THE SHATTERED CHAIN. A Darkover Novel MARION ZIMMER BRADLEY

Magda’s smile only stretched her mouth. “It’s not nearly winter yet. The time when travel becomes impossible and all business shuts down for the spring-thaw is almost four months away. The passes aren’t even closed into the Hellers.”

“You’re joking!” Bethany looked into the raging storm and shivered. “But you should know, you’ve-been out in it. Summers, I think you have a peach of a job-nothing to do but mix with the crowds in the city and listen to gossip. But in weather like this I’m surprised they didn’t name this planet Winter.”

“They couldn’t; there’s already one called that. Read the records someday. Speaking of records, I’d better get mine set up.”

“Is that really all you do-listen to gossip?”

“That, and a lot more. I take note of the fashions being worn by women, make linguistic notes on new expressions and changes in the local argot… languages change all the time, you know that.”

“Do they really?”

“Do you use the slang expressions now that you did when you were seven years old? It doesn’t matter if an agent uses some outdated expressions; people do pick up little tags of speech from their parents, and everybody tends to use expressions that were common in their own teens, when peer relationships were being established. The one thing no undercover agent on the Darkovan side can do is speak as if he’d learned the language from a book; so I work all the time keeping us all up to date. Montray gets away with it because he’s meeting people as a Terran, and it’s a compliment for him to go halfway by speaking their language at all; speaking it too well would be a subtle form of one-upmanship that would rouse all kinds of psychological resistances in the Darkovans he meets. They’re supposed to be able to speak better than he does. But the agents who work on the Darkovan side can’t make mistakes even in slang. And everybody has to keep up with common usage.”

Bethany looked puzzled. Magda elucidated: “Well, look. For instance; there’s a word which means, literally, ‘entertainer,’ or ‘singing woman.’ It’s in the standard texts. But if you called a ballad-singer, or one of the soprano soloists with one of the orchestras in Thendara, by that word, her father or brother would call you out in a duel-call a man out; a woman using such a term would simply be regarded as very vulgar and ill bred.”

“An entertainer?” Bethany repeated the word in amazement. “Why? It sounds inoffensive enough.”

“Because for decades that particular word has been a polite euphemism-the kind of word you can use in front of a lady-for ‘prostitute.’ No respectable woman on Darkover would soil her mouth with the word grezalis-that’s vernacular for ‘whore’-and no man but a boor would use it in front of her. The respectable concert soprano is a ‘lyric performer,’ and don’t forget it if you go to a concert in Thendara!”

Bethany shivered. “I had no idea a translator’s work was so complicated.”

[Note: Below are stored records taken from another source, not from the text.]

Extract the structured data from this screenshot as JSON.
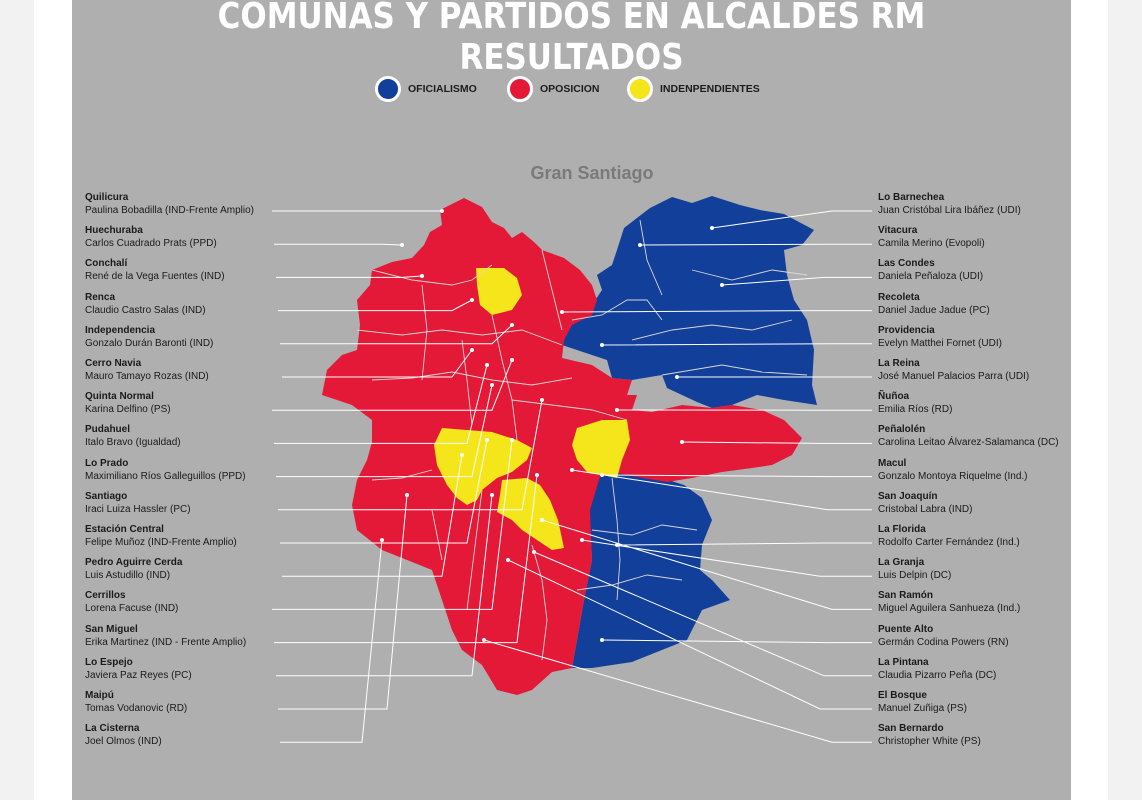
{
  "title": "COMUNAS Y PARTIDOS EN ALCALDES RM RESULTADOS",
  "map_title": "Gran Santiago",
  "legend": [
    {
      "label": "OFICIALISMO",
      "color": "#123f9a"
    },
    {
      "label": "OPOSICION",
      "color": "#e31937"
    },
    {
      "label": "INDENPENDIENTES",
      "color": "#f5e51b"
    }
  ],
  "colors": {
    "panel": "#afafaf",
    "blue": "#123f9a",
    "red": "#e31937",
    "yellow": "#f5e51b"
  },
  "left_labels": [
    {
      "comuna": "Quilicura",
      "mayor": "Paulina Bobadilla (IND-Frente Amplio)"
    },
    {
      "comuna": "Huechuraba",
      "mayor": "Carlos Cuadrado Prats (PPD)"
    },
    {
      "comuna": "Conchalí",
      "mayor": "René de la Vega Fuentes (IND)"
    },
    {
      "comuna": "Renca",
      "mayor": "Claudio Castro Salas (IND)"
    },
    {
      "comuna": "Independencia",
      "mayor": "Gonzalo Durán Baronti (IND)"
    },
    {
      "comuna": "Cerro Navia",
      "mayor": "Mauro Tamayo Rozas (IND)"
    },
    {
      "comuna": "Quinta Normal",
      "mayor": "Karina Delfino (PS)"
    },
    {
      "comuna": "Pudahuel",
      "mayor": "Italo Bravo (Igualdad)"
    },
    {
      "comuna": "Lo Prado",
      "mayor": "Maximiliano Ríos Galleguillos (PPD)"
    },
    {
      "comuna": "Santiago",
      "mayor": "Iraci Luiza Hassler (PC)"
    },
    {
      "comuna": "Estación Central",
      "mayor": "Felipe Muñoz (IND-Frente Amplio)"
    },
    {
      "comuna": "Pedro Aguirre Cerda",
      "mayor": "Luis Astudillo (IND)"
    },
    {
      "comuna": "Cerrillos",
      "mayor": "Lorena Facuse (IND)"
    },
    {
      "comuna": "San Miguel",
      "mayor": "Erika Martinez (IND - Frente Amplio)"
    },
    {
      "comuna": "Lo Espejo",
      "mayor": "Javiera Paz Reyes (PC)"
    },
    {
      "comuna": "Maipú",
      "mayor": "Tomas Vodanovic (RD)"
    },
    {
      "comuna": "La Cisterna",
      "mayor": "Joel Olmos (IND)"
    }
  ],
  "right_labels": [
    {
      "comuna": "Lo Barnechea",
      "mayor": "Juan Cristóbal Lira Ibáñez (UDI)"
    },
    {
      "comuna": "Vitacura",
      "mayor": "Camila Merino (Evopoli)"
    },
    {
      "comuna": "Las Condes",
      "mayor": "Daniela Peñaloza (UDI)"
    },
    {
      "comuna": "Recoleta",
      "mayor": "Daniel Jadue Jadue (PC)"
    },
    {
      "comuna": "Providencia",
      "mayor": "Evelyn Matthei Fornet (UDI)"
    },
    {
      "comuna": "La Reina",
      "mayor": "José Manuel Palacios Parra (UDI)"
    },
    {
      "comuna": "Ñuñoa",
      "mayor": "Emilia Ríos (RD)"
    },
    {
      "comuna": "Peñalolén",
      "mayor": "Carolina Leitao Álvarez-Salamanca (DC)"
    },
    {
      "comuna": "Macul",
      "mayor": "Gonzalo Montoya Riquelme (Ind.)"
    },
    {
      "comuna": "San Joaquín",
      "mayor": "Cristobal Labra (IND)"
    },
    {
      "comuna": "La Florida",
      "mayor": "Rodolfo Carter Fernández (Ind.)"
    },
    {
      "comuna": "La Granja",
      "mayor": "Luis Delpin (DC)"
    },
    {
      "comuna": "San Ramón",
      "mayor": "Miguel Aguilera Sanhueza (Ind.)"
    },
    {
      "comuna": "Puente Alto",
      "mayor": "Germán Codina Powers (RN)"
    },
    {
      "comuna": "La Pintana",
      "mayor": "Claudia Pizarro Peña (DC)"
    },
    {
      "comuna": "El Bosque",
      "mayor": "Manuel Zuñiga (PS)"
    },
    {
      "comuna": "San Bernardo",
      "mayor": "Christopher White (PS)"
    }
  ]
}
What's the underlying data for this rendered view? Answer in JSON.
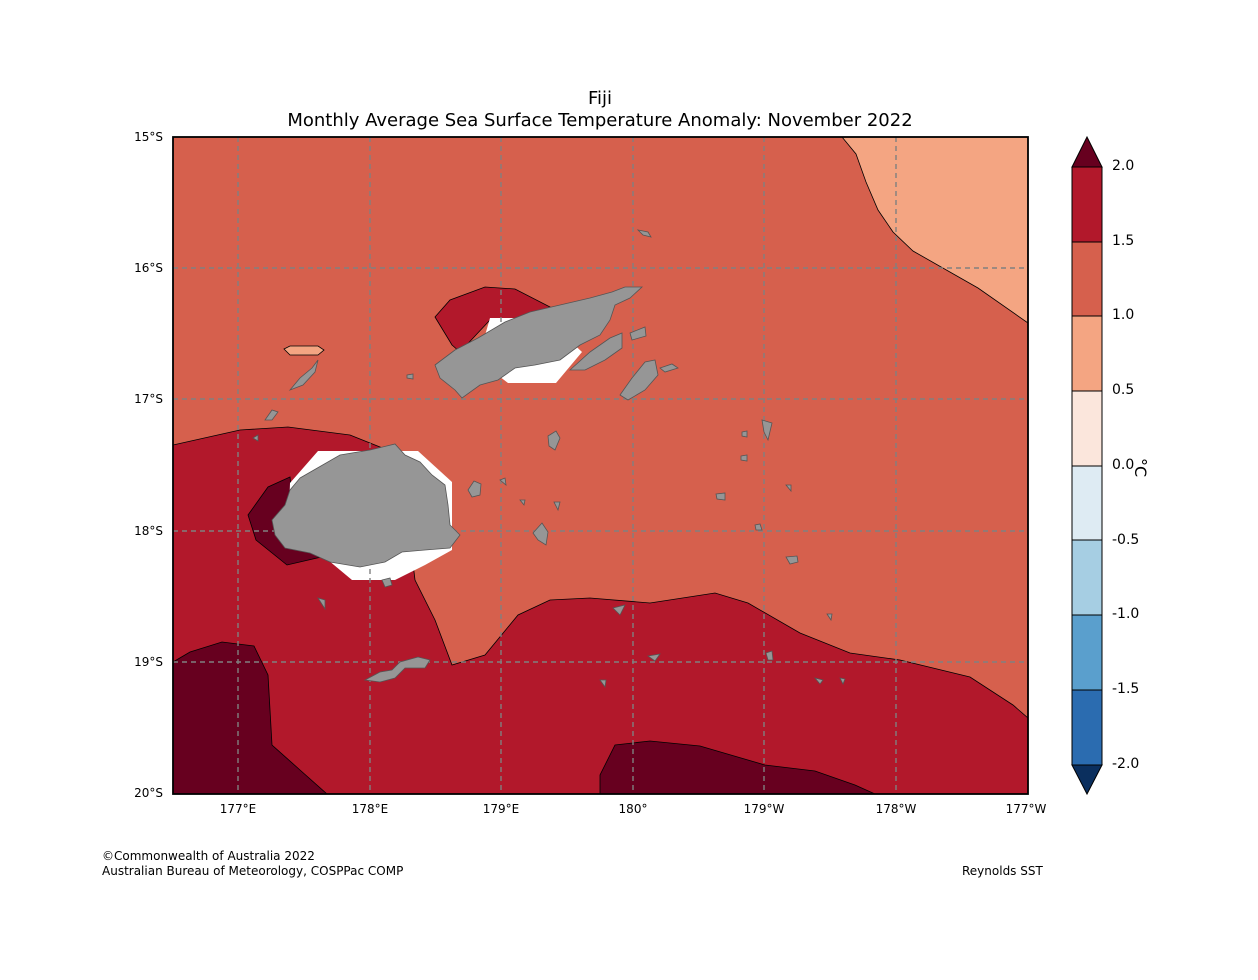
{
  "title": "Fiji",
  "subtitle": "Monthly Average Sea Surface Temperature Anomaly: November 2022",
  "lat_labels": [
    "15°S",
    "16°S",
    "17°S",
    "18°S",
    "19°S",
    "20°S"
  ],
  "lon_labels": [
    "177°E",
    "178°E",
    "179°E",
    "180°",
    "179°W",
    "178°W",
    "177°W"
  ],
  "colorbar": {
    "unit": "°C",
    "tick_labels": [
      "2.0",
      "1.5",
      "1.0",
      "0.5",
      "0.0",
      "-0.5",
      "-1.0",
      "-1.5",
      "-2.0"
    ],
    "colors": {
      "above_2": "#67001f",
      "1.5_2.0": "#b2182b",
      "1.0_1.5": "#d6604d",
      "0.5_1.0": "#f4a582",
      "0.0_0.5": "#fbe6dc",
      "-0.5_0.0": "#deebf3",
      "-1.0_-0.5": "#a6cee3",
      "-1.5_-1.0": "#5a9fcd",
      "-2.0_-1.5": "#2b6cb0",
      "below_-2": "#0b2f5e"
    }
  },
  "land_color": "#969696",
  "credits": {
    "line1": "©Commonwealth of Australia 2022",
    "line2": "Australian Bureau of Meteorology, COSPPac COMP",
    "source": "Reynolds SST"
  }
}
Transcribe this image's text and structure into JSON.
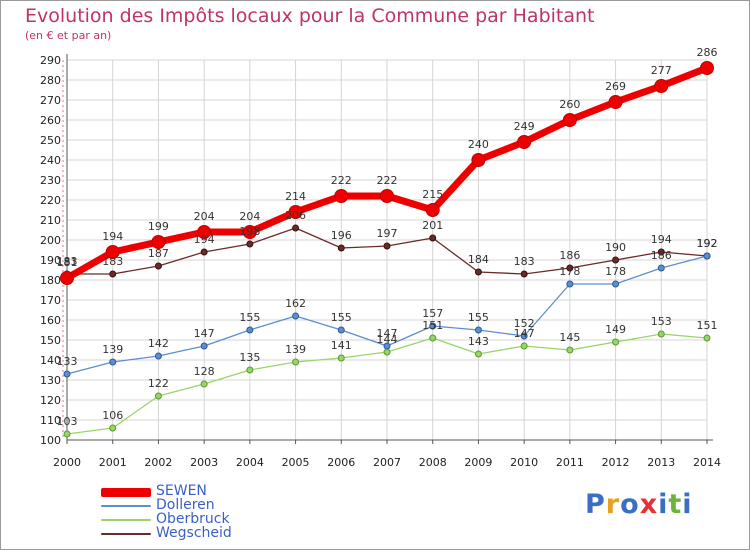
{
  "title": "Evolution des Impôts locaux pour la Commune par Habitant",
  "subtitle": "(en € et par an)",
  "brand": {
    "text": "Proxiti",
    "letter_colors": [
      "#3a6fc4",
      "#e8a020",
      "#3a6fc4",
      "#e83030",
      "#3a6fc4",
      "#6ab53a",
      "#3a6fc4"
    ]
  },
  "chart_data": {
    "type": "line",
    "x": [
      2000,
      2001,
      2002,
      2003,
      2004,
      2005,
      2006,
      2007,
      2008,
      2009,
      2010,
      2011,
      2012,
      2013,
      2014
    ],
    "ylim": [
      100,
      290
    ],
    "yticks": [
      100,
      110,
      120,
      130,
      140,
      150,
      160,
      170,
      180,
      190,
      200,
      210,
      220,
      230,
      240,
      250,
      260,
      270,
      280,
      290
    ],
    "grid": true,
    "legend_position": "bottom-left",
    "series": [
      {
        "name": "SEWEN",
        "color": "#ee0000",
        "values": [
          181,
          194,
          199,
          204,
          204,
          214,
          222,
          222,
          215,
          240,
          249,
          260,
          269,
          277,
          286
        ],
        "labels": [
          "181",
          "194",
          "199",
          "204",
          "204",
          "214",
          "222",
          "222",
          "215",
          "240",
          "249",
          "260",
          "269",
          "277",
          "286"
        ]
      },
      {
        "name": "Dolleren",
        "color": "#5b8fd0",
        "values": [
          133,
          139,
          142,
          147,
          155,
          162,
          155,
          147,
          157,
          155,
          152,
          178,
          178,
          186,
          192
        ],
        "labels": [
          "133",
          "139",
          "142",
          "147",
          "155",
          "162",
          "155",
          "147",
          "157",
          "155",
          "152",
          "178",
          "178",
          "186",
          "192"
        ]
      },
      {
        "name": "Oberbruck",
        "color": "#9ad468",
        "values": [
          103,
          106,
          122,
          128,
          135,
          139,
          141,
          144,
          151,
          143,
          147,
          145,
          149,
          153,
          151
        ],
        "labels": [
          "103",
          "106",
          "122",
          "128",
          "135",
          "139",
          "141",
          "144",
          "151",
          "143",
          "147",
          "145",
          "149",
          "153",
          "151"
        ]
      },
      {
        "name": "Wegscheid",
        "color": "#6b2a2a",
        "values": [
          183,
          183,
          187,
          194,
          198,
          206,
          196,
          197,
          201,
          184,
          183,
          186,
          190,
          194,
          192
        ],
        "labels": [
          "183",
          "183",
          "187",
          "194",
          "198",
          "206",
          "196",
          "197",
          "201",
          "184",
          "183",
          "186",
          "190",
          "194",
          "192"
        ]
      }
    ]
  }
}
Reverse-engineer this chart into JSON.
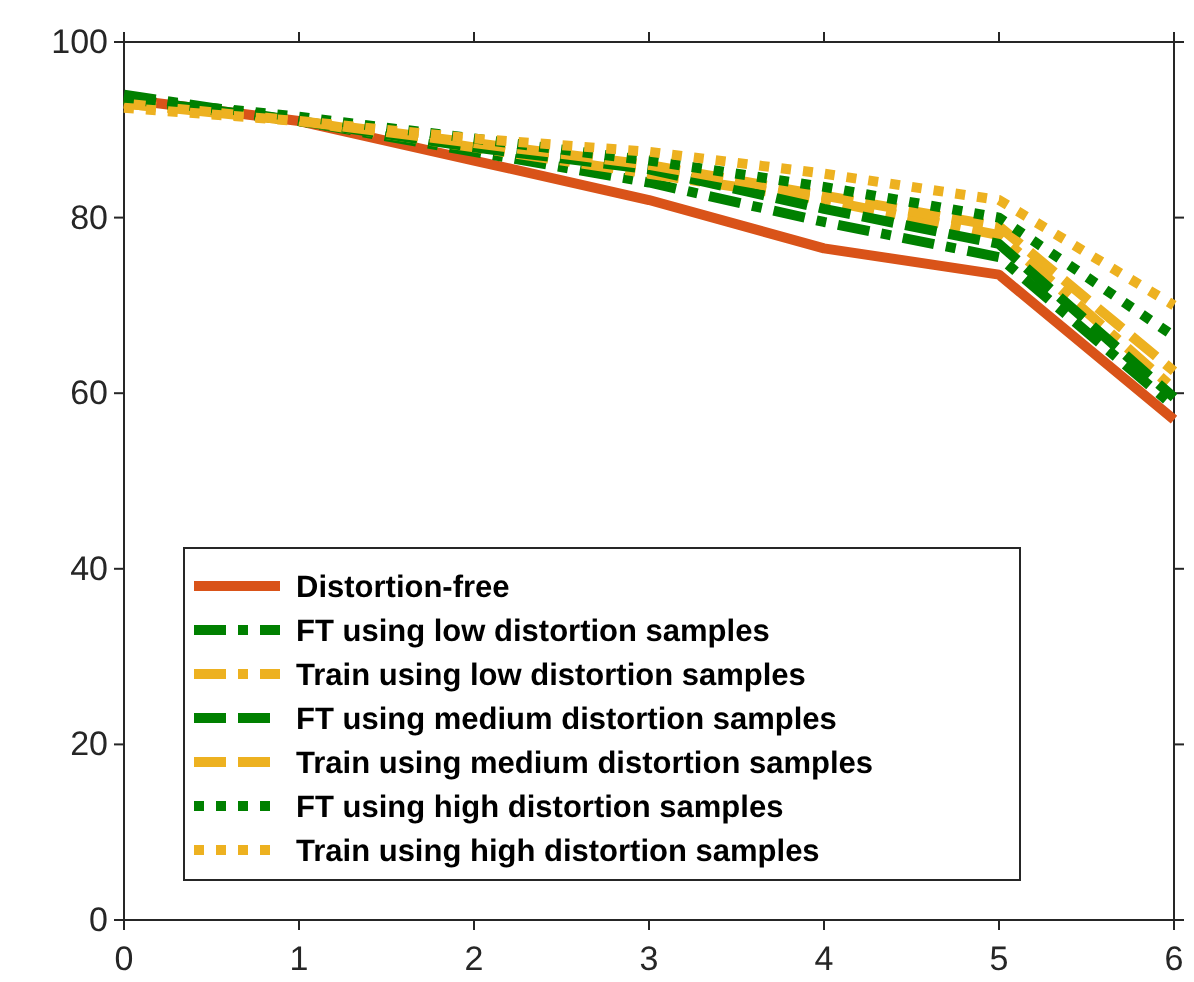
{
  "chart_data": {
    "type": "line",
    "x": [
      0,
      1,
      2,
      3,
      4,
      5,
      6
    ],
    "xlim": [
      0,
      6
    ],
    "xticks": [
      0,
      1,
      2,
      3,
      4,
      5,
      6
    ],
    "ylim": [
      0,
      100
    ],
    "yticks": [
      0,
      20,
      40,
      60,
      80,
      100
    ],
    "grid": false,
    "legend": "bottom",
    "marker": "none",
    "series": [
      {
        "name": "Distortion-free",
        "color": "#d95319",
        "line_style": "solid",
        "values": [
          93.5,
          91,
          86.5,
          82,
          76.5,
          73.5,
          57
        ]
      },
      {
        "name": "FT using low distortion samples",
        "color": "#008000",
        "line_style": "dashdot",
        "values": [
          94,
          91,
          87.5,
          84,
          79.5,
          75.5,
          58.5
        ]
      },
      {
        "name": "Train using low distortion samples",
        "color": "#edb120",
        "line_style": "dashdot",
        "values": [
          93,
          91,
          88,
          85,
          82,
          78,
          60.5
        ]
      },
      {
        "name": "FT using medium distortion samples",
        "color": "#008000",
        "line_style": "dashed",
        "values": [
          93.5,
          91,
          88,
          85.5,
          81,
          77,
          59.5
        ]
      },
      {
        "name": "Train using medium distortion samples",
        "color": "#edb120",
        "line_style": "dashed",
        "values": [
          93,
          91,
          88.5,
          86,
          82.5,
          79,
          62.5
        ]
      },
      {
        "name": "FT using high distortion samples",
        "color": "#008000",
        "line_style": "dotted",
        "values": [
          93.5,
          91.5,
          89,
          86.5,
          83.5,
          80,
          66.5
        ]
      },
      {
        "name": "Train using high distortion samples",
        "color": "#edb120",
        "line_style": "dotted",
        "values": [
          92.5,
          91,
          89,
          87.5,
          85,
          82,
          70
        ]
      }
    ]
  }
}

“It’s true; you have to take extra pains to avoid giving offense. One of my main jobs is to check through official speeches to make sure our translators and speechwriters avoid words with accidentally offensive connotations. For instance: you know how our standard official speeches-not just on Darkover-are full of expressions of friendship and brotherhood? Well, the commonest expression for ‘friend and brother’ in the casta language-that’s the official language in Thendara-is red-flagged as an absolutely taboo term for official speeches here.”

“Why, for heaven’s sake?”

“Because the commonest expression meaning ‘friend and brother,’ if you don’t get the inflection just right, can get you in an incredible amount of trouble. In the impersonal inflection it expresses the purest sentiments of fraternal charity and humanitarian concern, and is perfectly suitable for official and diplomatic use. Just the same it’s red-flagged, because a lot of our officials simply cannot pronounce the language well enough, and even if they mean to use the impersonal inflection, they’re likely to sound like the wrong one. And if you use that word -the same word-in the personal inflection, it means ‘brother’ in the sense of family intimacy and closeness, and is too familiar; while if you happen to use it in the intimate inflection, you’re defining the person addressed as a homosexual-and your lover. Do you see now why it’s an absolutely forbidden term in official language?”